Marouf Hadgi Latchimy devrait faire l’objet d’une accusation provisoire d’assassinat s’il se remet des blessures qu’il se serait infligées le mardi 19 juillet. Le Réunionnais fera alors face à la justice mauricienne pour la deuxième fois cette année. En mai, il avait été arrêté et remis en liberté conditionnelle pour une affaire de viol. Le 25 mai, une habitante du Sud, âgée de 34 ans, a consigné une déposition au CCID alléguant qu’elle a été agressée sexuellement par Marouf Hadgi Latchimy, le 31 mars à son domicile. La présumée victime raconte qu’elle a fait la connaissance du suspect, un religieux tamoul réunionnais connu comme ayaMooroogen, lors d’une séance de prières au kovilde Beau-Vallon.
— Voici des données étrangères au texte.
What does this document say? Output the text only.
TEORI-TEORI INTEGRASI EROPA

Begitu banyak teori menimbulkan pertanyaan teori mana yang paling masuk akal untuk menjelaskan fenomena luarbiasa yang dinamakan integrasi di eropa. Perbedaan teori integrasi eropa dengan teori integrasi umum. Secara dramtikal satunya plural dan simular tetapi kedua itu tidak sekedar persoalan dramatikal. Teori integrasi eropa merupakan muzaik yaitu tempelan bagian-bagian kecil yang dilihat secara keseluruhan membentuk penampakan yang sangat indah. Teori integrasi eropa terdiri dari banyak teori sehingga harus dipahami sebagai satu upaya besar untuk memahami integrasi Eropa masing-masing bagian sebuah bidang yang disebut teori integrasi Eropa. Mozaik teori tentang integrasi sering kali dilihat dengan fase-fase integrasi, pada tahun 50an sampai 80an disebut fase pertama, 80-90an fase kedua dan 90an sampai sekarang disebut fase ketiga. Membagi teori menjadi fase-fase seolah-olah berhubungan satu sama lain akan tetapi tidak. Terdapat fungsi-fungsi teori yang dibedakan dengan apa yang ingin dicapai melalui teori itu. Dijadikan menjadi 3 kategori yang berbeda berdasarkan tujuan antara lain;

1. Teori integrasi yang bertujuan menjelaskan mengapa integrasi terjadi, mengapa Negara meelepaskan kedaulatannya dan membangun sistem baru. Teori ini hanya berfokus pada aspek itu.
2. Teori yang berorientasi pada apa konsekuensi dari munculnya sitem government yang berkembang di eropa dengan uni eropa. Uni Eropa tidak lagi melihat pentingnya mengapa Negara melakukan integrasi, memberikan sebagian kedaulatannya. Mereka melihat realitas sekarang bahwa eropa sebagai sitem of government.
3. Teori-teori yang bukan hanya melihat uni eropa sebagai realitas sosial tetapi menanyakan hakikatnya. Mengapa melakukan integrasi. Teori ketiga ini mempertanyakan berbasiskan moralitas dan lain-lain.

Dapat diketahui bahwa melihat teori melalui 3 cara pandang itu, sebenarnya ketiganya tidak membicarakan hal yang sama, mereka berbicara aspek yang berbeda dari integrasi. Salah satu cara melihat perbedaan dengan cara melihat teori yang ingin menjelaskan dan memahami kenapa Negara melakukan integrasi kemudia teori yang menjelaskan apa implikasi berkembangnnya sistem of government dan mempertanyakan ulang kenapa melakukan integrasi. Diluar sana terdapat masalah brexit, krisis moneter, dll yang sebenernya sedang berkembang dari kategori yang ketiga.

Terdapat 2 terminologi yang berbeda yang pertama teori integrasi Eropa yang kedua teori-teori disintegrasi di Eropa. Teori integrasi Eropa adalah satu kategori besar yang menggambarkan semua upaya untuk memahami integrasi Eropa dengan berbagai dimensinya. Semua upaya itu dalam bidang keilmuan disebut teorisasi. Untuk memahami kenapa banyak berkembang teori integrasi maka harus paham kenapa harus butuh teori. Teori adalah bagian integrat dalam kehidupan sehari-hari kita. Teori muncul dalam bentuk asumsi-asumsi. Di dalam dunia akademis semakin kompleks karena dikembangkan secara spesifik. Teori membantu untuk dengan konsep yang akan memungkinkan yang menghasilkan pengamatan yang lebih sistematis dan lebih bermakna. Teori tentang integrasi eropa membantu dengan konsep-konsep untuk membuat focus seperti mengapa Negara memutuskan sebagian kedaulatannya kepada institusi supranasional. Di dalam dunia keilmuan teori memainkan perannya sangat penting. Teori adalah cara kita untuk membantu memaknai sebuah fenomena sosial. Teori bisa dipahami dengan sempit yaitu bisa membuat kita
Elle ajoute que l’ayaMooroogen est venu chez elle à plusieurs reprises sans invitation pour déjeuner et dîner. Puis, il aurait commencé à appeler régulièrement la jeune femme au téléphone. Lors d’une de ces conversations, le religieux l’aurait invitée à venir à La Réunion avec sa fille, en lui assurant qu’il allait faire les démarches pour les loger dans un hôtel. Il lui aurait aussi fait part de son désir d’avoir des relations sexuelles avec elle sur place. L’habitante de Sud précise qu’elle a catégoriquement refusé cette invitation avant de couper tout contact avec le religieux. En janvier dernier, ils auraient cependant renoué des liens lors de séances de prières en marge du Thaipoosum Cavadee. Le 7 mars, ils se seraient revus pour la fête Maha Shivratee.
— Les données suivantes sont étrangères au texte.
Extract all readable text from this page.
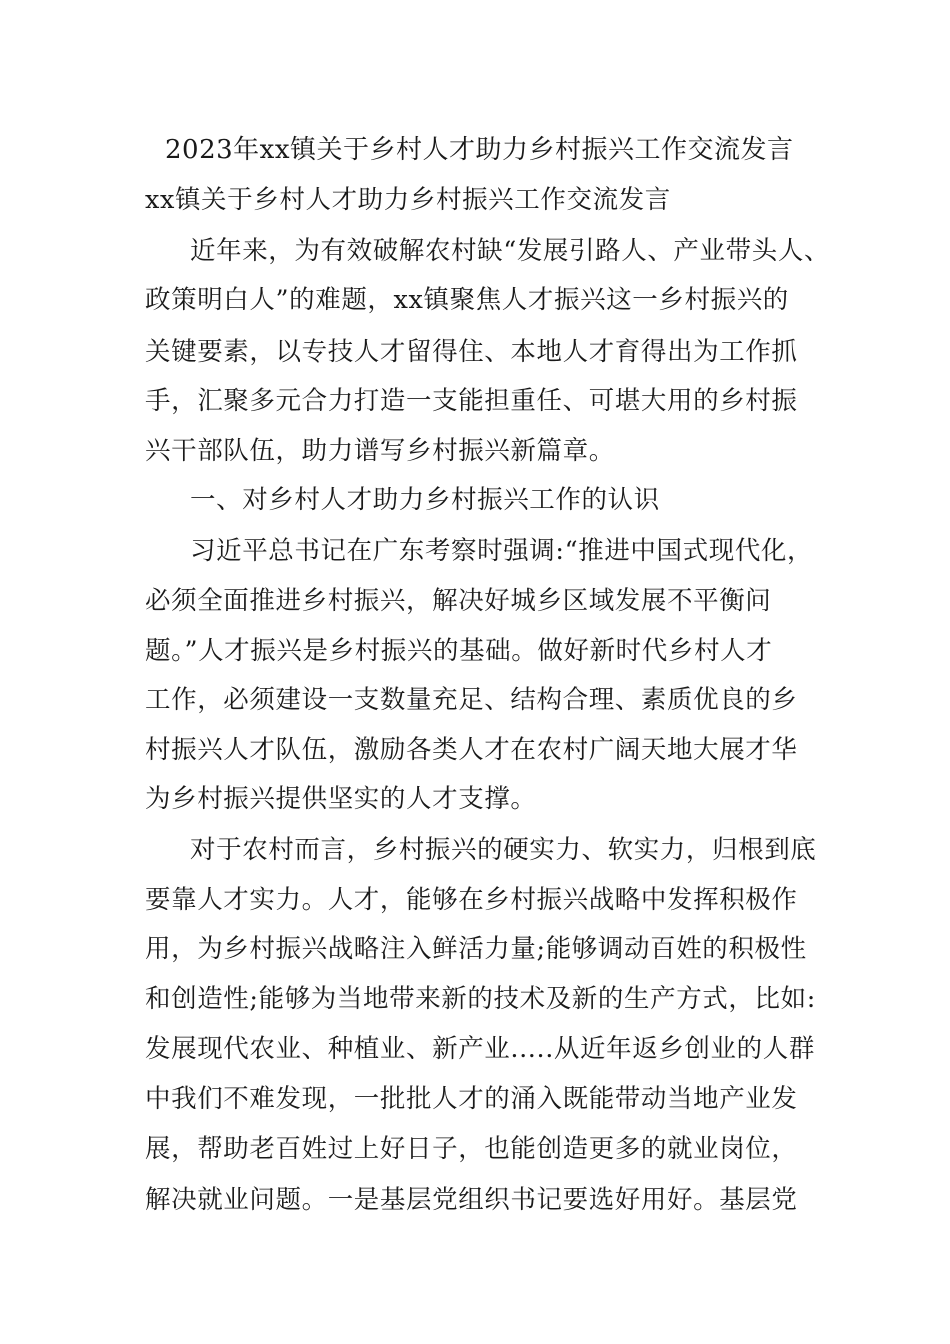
2023年xx镇关于乡村人才助力乡村振兴工作交流发言
xx镇关于乡村人才助力乡村振兴工作交流发言
近年来，为有效破解农村缺“发展引路人、产业带头人、
政策明白人”的难题，xx镇聚焦人才振兴这一乡村振兴的
关键要素，以专技人才留得住、本地人才育得出为工作抓
手，汇聚多元合力打造一支能担重任、可堪大用的乡村振
兴干部队伍，助力谱写乡村振兴新篇章。
一、对乡村人才助力乡村振兴工作的认识
习近平总书记在广东考察时强调:“推进中国式现代化，
必须全面推进乡村振兴，解决好城乡区域发展不平衡问
题。”人才振兴是乡村振兴的基础。做好新时代乡村人才
工作，必须建设一支数量充足、结构合理、素质优良的乡
村振兴人才队伍，激励各类人才在农村广阔天地大展才华
为乡村振兴提供坚实的人才支撑。
对于农村而言，乡村振兴的硬实力、软实力，归根到底
要靠人才实力。人才，能够在乡村振兴战略中发挥积极作
用，为乡村振兴战略注入鲜活力量;能够调动百姓的积极性
和创造性;能够为当地带来新的技术及新的生产方式，比如:
发展现代农业、种植业、新产业.....从近年返乡创业的人群
中我们不难发现，一批批人才的涌入既能带动当地产业发
展，帮助老百姓过上好日子，也能创造更多的就业岗位，
解决就业问题。一是基层党组织书记要选好用好。基层党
Après les célébrations au kovilde Beau-Vallon, Marouf Hadgi Latchimy lui aurait dit qu’il voulait venir chez elle pour faire une prière spéciale. Il aurait fixé le rendez-vous au jeudi 31 mars, à 11 heures. La jeune femme lui aurait précisé que son époux et ses deux enfants allaient les rejoindre un peu plus tard ce jour-là. Le jour-J, l’ayaMooroogen aurait toutefois débarqué chez elle à 9 heures, alors qu’elle était seule, arguant qu’il fallait commencer la prière plus tôt. Il lui aurait demandé d’apporter un verre d’eau, du riz et des fleurs comme offrandes. Le religieux lui aurait ensuite demandé de s’asseoir sur un sofa dans le salon pendant qu’il faisait ses rituels.
«À un certain moment, il m’a remis le verre d’eau et m’a demandé de boire une gorgée. Il disait qu’il y avait de la cendre sacrée et du limon dedans. Le breuvage avait un goût bizarre. Peu après, j’ai eu mal à la tête et je me suis sentie mal», raconte la jeune femme. L’ayaMooroogen l’aurait alors invitée à aller se reposer dans sa chambre. «Peu après, il est entré dans la pièce et m’a forcée à avoir des relations sexuelles avec lui. J’ai été blessée et traumatisée. J’ai dû avoir recours à une assistance médicale un mois plus tard car j’étais tombée enceinte», ajoute la jeune femme. Elle est restée injoignable pour une réaction et son entourage n’a pas voulu faire de commentaires. Marouf Hadgi Latchimy, pour sa part, a toujours réfuté cette accusation. Il a d’ailleurs écrit une note, retrouvé à ses côtés, le mardi 19 juin, après le drame de Chemin-Grenier, dans laquelle il nie encore une fois le viol.